Then this year I did a taste off with 3 of my doe's milk. I fed them all the same thing but one goats milk was very 'goaty' and you could smell it as you milked while the others milk is just dandy. It was a shame that the one who was producing the most milk had the disgusting tasting milk  I sold her as a pet.


----------



## nancy d (Oct 5, 2007)

I will have to give mum all those points.. she doesnt give in as easily as dad would :P[/quote said:


> Now that's one smart gal, to approach the one who is hardest to convince! Love that thinking PiccoloGoat!
> 
> Years ago our milk would taste goaty after about 3 days and I was scrupulous about the handling & cooling etc.
> 
> ...


----------



## PiccoloGoat (Sep 10, 2008)

haha i doubt i would ever get one but it would be fun to milk it anyway


----------



## Amy Goatress (Oct 2, 2008)

Our Mini-Nubians give a delicious tasting milk that is nice and creamy and sweet tasting too, Nubian milk is good too but can't stand Alpine milk really though but that's just my opinion though.


----------



## grandmajo (Oct 14, 2008)

I agree with the breed of goat making a big difference.

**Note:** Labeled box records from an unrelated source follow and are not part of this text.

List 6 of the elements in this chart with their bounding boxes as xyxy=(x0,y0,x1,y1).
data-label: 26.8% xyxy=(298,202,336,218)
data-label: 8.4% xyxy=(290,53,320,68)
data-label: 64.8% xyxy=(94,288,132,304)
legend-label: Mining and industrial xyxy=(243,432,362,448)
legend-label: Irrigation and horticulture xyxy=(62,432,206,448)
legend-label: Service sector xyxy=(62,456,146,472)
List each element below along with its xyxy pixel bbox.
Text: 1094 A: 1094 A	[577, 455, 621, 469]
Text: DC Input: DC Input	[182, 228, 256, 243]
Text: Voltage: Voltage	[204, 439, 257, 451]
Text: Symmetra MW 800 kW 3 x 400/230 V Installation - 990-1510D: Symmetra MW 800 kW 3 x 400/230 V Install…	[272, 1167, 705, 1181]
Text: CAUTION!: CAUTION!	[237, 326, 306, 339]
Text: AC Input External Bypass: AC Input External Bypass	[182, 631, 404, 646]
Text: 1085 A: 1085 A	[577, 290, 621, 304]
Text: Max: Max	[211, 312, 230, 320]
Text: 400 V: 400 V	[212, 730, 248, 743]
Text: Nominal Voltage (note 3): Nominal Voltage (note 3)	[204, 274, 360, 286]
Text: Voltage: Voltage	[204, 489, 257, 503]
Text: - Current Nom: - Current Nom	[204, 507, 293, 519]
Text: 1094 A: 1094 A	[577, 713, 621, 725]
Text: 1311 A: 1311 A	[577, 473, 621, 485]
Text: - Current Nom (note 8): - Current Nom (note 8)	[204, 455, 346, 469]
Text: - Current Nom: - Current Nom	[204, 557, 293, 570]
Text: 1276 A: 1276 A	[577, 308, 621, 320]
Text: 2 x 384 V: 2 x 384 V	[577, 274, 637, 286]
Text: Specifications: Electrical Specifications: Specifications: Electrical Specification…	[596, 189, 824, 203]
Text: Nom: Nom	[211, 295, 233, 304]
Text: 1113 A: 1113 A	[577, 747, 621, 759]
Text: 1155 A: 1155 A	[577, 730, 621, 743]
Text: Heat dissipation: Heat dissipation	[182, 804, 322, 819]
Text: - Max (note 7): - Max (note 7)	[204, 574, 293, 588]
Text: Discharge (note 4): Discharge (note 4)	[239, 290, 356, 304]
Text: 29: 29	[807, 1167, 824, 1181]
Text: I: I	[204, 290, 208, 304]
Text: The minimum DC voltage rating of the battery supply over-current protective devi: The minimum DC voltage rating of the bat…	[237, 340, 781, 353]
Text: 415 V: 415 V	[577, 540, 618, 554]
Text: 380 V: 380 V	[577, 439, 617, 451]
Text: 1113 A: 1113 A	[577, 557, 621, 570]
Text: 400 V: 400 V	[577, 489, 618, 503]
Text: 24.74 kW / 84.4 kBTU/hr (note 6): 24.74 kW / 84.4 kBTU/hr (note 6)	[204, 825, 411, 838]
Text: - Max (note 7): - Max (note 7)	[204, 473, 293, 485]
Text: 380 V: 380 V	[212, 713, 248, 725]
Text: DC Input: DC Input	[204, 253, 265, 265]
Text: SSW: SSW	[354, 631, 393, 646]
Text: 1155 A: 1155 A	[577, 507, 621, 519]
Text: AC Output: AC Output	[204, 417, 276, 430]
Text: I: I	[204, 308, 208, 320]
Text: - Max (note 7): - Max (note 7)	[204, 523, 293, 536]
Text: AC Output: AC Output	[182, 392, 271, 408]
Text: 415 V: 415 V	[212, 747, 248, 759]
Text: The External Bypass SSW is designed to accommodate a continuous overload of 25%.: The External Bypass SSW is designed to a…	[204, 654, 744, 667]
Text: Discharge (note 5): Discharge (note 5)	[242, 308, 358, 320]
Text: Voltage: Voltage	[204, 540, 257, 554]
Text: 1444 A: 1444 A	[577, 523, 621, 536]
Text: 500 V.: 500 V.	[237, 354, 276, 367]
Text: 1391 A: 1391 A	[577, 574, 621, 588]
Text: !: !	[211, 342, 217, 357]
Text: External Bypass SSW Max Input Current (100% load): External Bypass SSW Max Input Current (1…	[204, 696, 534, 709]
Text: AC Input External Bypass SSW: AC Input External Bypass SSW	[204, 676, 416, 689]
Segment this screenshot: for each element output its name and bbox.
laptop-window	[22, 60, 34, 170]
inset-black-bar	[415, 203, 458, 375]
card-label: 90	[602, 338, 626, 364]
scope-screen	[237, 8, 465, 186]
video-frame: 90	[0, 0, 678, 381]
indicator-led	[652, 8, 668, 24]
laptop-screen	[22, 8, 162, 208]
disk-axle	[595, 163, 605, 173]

Our nubian has good tasting milk, and it seems to keep for a really long time. We share the extra with our pastor's family, and his wife cuts it half with water, they say it's too rich to drink straight. My toggy/alpine mix, well the milk just isn't as good, isn't near as sweet or creamy. I can't say about my kinder, she'll be a FF in the spring.

Jonell


----------



## lesserweevil (Oct 5, 2007)

I have only milked two goats at home so far... both their milk has been excellent. They're Saanens ( well herdbook saanens I think they have a little togg somewhere back) 

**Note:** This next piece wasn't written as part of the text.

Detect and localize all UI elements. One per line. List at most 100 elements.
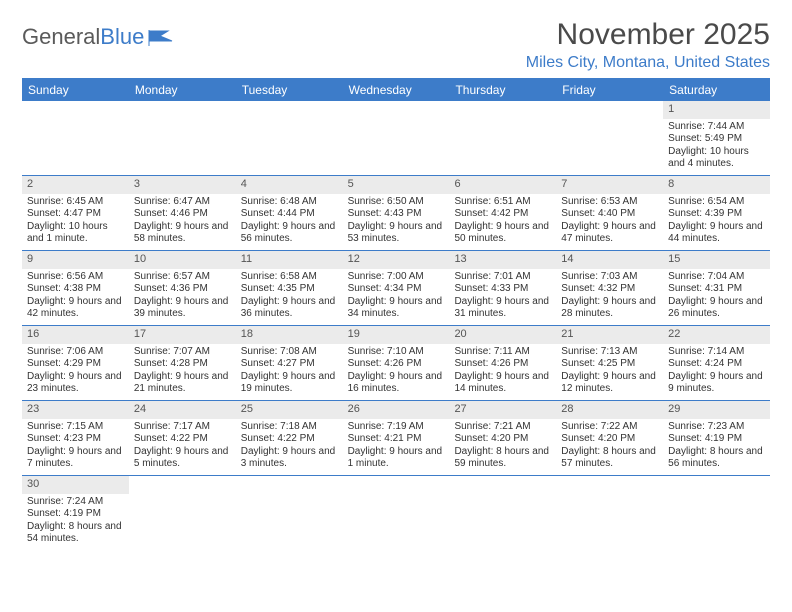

The thing with milk is that you MUST cool it as soon as you've milked - and keep it in a clean container in the fridge. If you dont wash up the milking stuff properly it'll start to get a taint to it - the same goes for what the goat eats, what you keep the milk with, etc. My goats basically get hay, grain, and grass if they're outside. (and sometimes pancakes and cookies *coughs*)

There was a period in the summer where the milk was tasting bad -I wasnt at home at the time so I'm fairly sure it was either the milk being left out too long or the equipment not being washed properly.

I also find it doesnt keep as long as cows' milk from the store does. I find that drunk in the first couple of days it's great but then it starts getting stronger - so am careful not to keep it too long.

LW


----------